"We really like what we see happening in Boston," Gemini managing director Atit Jariwala tells GlobeSt.com in explaining the firm's inaugural investment in the market. Gemini is especially upbeat about securing the Shawmut Inn at 280 Friend St., he says. The hotel not only serves a clientele frequenting the Boston Garden sports and entertainment complex across the street, but also the leisure and business sectors, all areas offering promising growth going forward, he says. Boston's Financial District is a five-minute walk from the property, which also is close to Faneuil Hall Marketplace.

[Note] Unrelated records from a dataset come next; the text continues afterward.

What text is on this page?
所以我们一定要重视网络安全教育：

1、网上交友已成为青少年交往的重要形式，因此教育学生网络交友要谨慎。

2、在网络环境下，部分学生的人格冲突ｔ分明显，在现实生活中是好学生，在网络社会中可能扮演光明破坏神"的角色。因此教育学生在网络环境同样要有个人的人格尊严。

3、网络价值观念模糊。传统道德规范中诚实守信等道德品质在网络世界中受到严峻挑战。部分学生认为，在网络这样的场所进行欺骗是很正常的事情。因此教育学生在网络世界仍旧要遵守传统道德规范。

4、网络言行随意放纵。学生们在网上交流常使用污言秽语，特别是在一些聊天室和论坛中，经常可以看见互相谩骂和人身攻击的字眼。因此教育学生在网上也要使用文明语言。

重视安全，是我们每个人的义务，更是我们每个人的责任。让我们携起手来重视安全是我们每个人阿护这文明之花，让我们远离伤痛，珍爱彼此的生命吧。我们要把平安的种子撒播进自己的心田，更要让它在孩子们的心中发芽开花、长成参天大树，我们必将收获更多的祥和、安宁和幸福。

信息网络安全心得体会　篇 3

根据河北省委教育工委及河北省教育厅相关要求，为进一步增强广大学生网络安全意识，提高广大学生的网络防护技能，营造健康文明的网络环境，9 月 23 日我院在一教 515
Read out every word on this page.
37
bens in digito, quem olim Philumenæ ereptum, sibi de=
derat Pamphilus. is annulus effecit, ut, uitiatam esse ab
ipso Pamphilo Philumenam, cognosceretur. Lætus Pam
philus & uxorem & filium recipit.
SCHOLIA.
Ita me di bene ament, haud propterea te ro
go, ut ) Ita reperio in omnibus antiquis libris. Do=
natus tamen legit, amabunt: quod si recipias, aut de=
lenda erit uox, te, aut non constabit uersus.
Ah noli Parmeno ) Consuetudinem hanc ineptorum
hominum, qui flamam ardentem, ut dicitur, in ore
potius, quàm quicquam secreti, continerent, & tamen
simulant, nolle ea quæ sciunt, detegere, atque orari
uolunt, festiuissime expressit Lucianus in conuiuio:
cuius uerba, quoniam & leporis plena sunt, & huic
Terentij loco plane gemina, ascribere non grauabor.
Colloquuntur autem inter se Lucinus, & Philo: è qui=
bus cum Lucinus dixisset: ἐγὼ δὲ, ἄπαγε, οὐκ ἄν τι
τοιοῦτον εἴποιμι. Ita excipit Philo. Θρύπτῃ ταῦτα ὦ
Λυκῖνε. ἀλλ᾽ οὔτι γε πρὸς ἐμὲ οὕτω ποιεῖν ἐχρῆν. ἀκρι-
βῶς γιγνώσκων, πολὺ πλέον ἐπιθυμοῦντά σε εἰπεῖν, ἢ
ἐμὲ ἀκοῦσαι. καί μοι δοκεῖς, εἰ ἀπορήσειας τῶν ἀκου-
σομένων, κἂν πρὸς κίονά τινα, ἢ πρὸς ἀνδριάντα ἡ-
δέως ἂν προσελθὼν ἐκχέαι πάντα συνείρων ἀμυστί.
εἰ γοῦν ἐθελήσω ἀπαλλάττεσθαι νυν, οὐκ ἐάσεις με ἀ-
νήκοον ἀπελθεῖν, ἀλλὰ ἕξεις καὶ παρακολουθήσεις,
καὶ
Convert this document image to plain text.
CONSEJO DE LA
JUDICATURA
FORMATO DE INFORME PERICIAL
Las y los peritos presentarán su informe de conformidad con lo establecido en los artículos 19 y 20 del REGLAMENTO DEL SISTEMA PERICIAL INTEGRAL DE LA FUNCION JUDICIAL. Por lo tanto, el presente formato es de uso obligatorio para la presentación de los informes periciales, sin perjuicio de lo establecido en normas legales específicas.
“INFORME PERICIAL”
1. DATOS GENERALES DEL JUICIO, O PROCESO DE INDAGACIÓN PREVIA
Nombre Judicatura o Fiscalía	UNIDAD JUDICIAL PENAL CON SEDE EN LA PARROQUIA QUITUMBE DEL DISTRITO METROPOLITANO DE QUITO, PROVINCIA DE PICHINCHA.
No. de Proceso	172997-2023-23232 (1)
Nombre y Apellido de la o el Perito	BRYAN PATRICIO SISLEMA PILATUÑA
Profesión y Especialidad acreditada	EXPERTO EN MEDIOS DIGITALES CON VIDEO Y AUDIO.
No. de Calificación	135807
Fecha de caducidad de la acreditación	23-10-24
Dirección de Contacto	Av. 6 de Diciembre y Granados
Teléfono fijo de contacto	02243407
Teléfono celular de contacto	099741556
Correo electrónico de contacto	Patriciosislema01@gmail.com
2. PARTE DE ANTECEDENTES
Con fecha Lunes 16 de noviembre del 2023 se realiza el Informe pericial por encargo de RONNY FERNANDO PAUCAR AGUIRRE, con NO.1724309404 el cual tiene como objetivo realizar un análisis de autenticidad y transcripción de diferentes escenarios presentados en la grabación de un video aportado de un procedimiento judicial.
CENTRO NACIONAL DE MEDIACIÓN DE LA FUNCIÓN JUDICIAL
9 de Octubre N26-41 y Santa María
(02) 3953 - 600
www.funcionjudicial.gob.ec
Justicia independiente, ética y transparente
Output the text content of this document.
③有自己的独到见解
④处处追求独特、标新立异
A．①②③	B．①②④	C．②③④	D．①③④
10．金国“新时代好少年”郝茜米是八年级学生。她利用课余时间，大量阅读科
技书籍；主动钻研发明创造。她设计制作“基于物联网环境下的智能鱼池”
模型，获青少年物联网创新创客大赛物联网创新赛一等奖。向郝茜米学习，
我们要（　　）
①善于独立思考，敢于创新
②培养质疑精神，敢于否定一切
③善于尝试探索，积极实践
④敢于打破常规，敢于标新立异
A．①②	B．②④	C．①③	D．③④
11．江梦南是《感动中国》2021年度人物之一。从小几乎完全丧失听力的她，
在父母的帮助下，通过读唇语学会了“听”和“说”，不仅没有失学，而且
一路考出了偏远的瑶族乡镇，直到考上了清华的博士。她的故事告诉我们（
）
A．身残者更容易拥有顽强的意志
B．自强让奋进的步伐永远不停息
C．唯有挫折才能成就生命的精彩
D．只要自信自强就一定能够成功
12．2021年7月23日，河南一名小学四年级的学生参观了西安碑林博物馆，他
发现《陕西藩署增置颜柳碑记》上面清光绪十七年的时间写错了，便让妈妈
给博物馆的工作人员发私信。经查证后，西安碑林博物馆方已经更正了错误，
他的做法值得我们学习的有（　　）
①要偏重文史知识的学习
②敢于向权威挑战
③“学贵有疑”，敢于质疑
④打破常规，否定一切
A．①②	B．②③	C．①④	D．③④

The Shawmut Inn opened in 1995 after a $2-million conversion from a five-story office building. At the time, North Station was a gritty commercial district darkened by two hulking viaducts, one the Central Artery and the other an elevated transom for the Green Line subway system. A difficult economy had resulted in numerous vacancies amongst the district's office buildings. Despite the struggling environment, the Shawmut Inn boasted impressive occupancy levels early on, with rents of $100 to $150 per night serving a constituency not willing to pay double and triple that commanded elsewhere in the city.
Gemini does hope to push the rate from a budget range to mid-priced product, Jariwala says. Although details are still not hammered out, the firm will make some physical upgrades to the property, with capital improvements to the rooms and common areas, plus a repositioning of the ground-floor retail. Several national brands are being considered that could lead to a re-flagging of the hotel as well, but Jariwala says no decisions have been made in that regard.
Besides a healthy hotel climate for Downtown Boston, coupled with the planned capital investment, the Shawmut Inn is poised to move up to the next level in step with the surrounding area, Jariwala says, praising the results of the Central Artery and Green Line depression projects that have opened up North Station after decades in the shadows. More than $1 billion in public and private investment is being pumped into the neighborhood, which is also known as the Bulfinch Triangle. "Older urban city centers rarely experience the revitalization that is occurring in the Bulfinch Triangle and we are very excited to be a part of it," Jariwala says. "We think it has a very bright future."
Shawmut Inn's developer, a North End firm led by principals Donato Pizzuti and John Wise, put the hotel on the market more than a year ago, retaining CBRE Hotels broker David McElroy to oversee the process. McElroy says the opportunity generated substantial interest, both from hoteliers and those who see the building as a prime development site.
As for Gemini's platform, McElroy says he anticipates a positive outcome. "It's going to be a home run for them," he says, echoing the reasons detailed by Jariwala. The lengthy marketing effort also produced the desired outcome for the sellers, McElroy adds. "It was well-received and I think they are happy with the response," he says.
Jariwala would not identify other prospects being considered by Gemini in Boston, but did stress an interest to make other real estate investments regionally over the near term. The firm's big specialties are hotels and retail properties, including several hospitality focused ventures in New York City. The firm earlier this month paid $31 million for the 78-room Times Square Comfort Inn and has completed retail acquisitions this year in locations as far a field as Florida, Oklahoma, Texas and Vermont.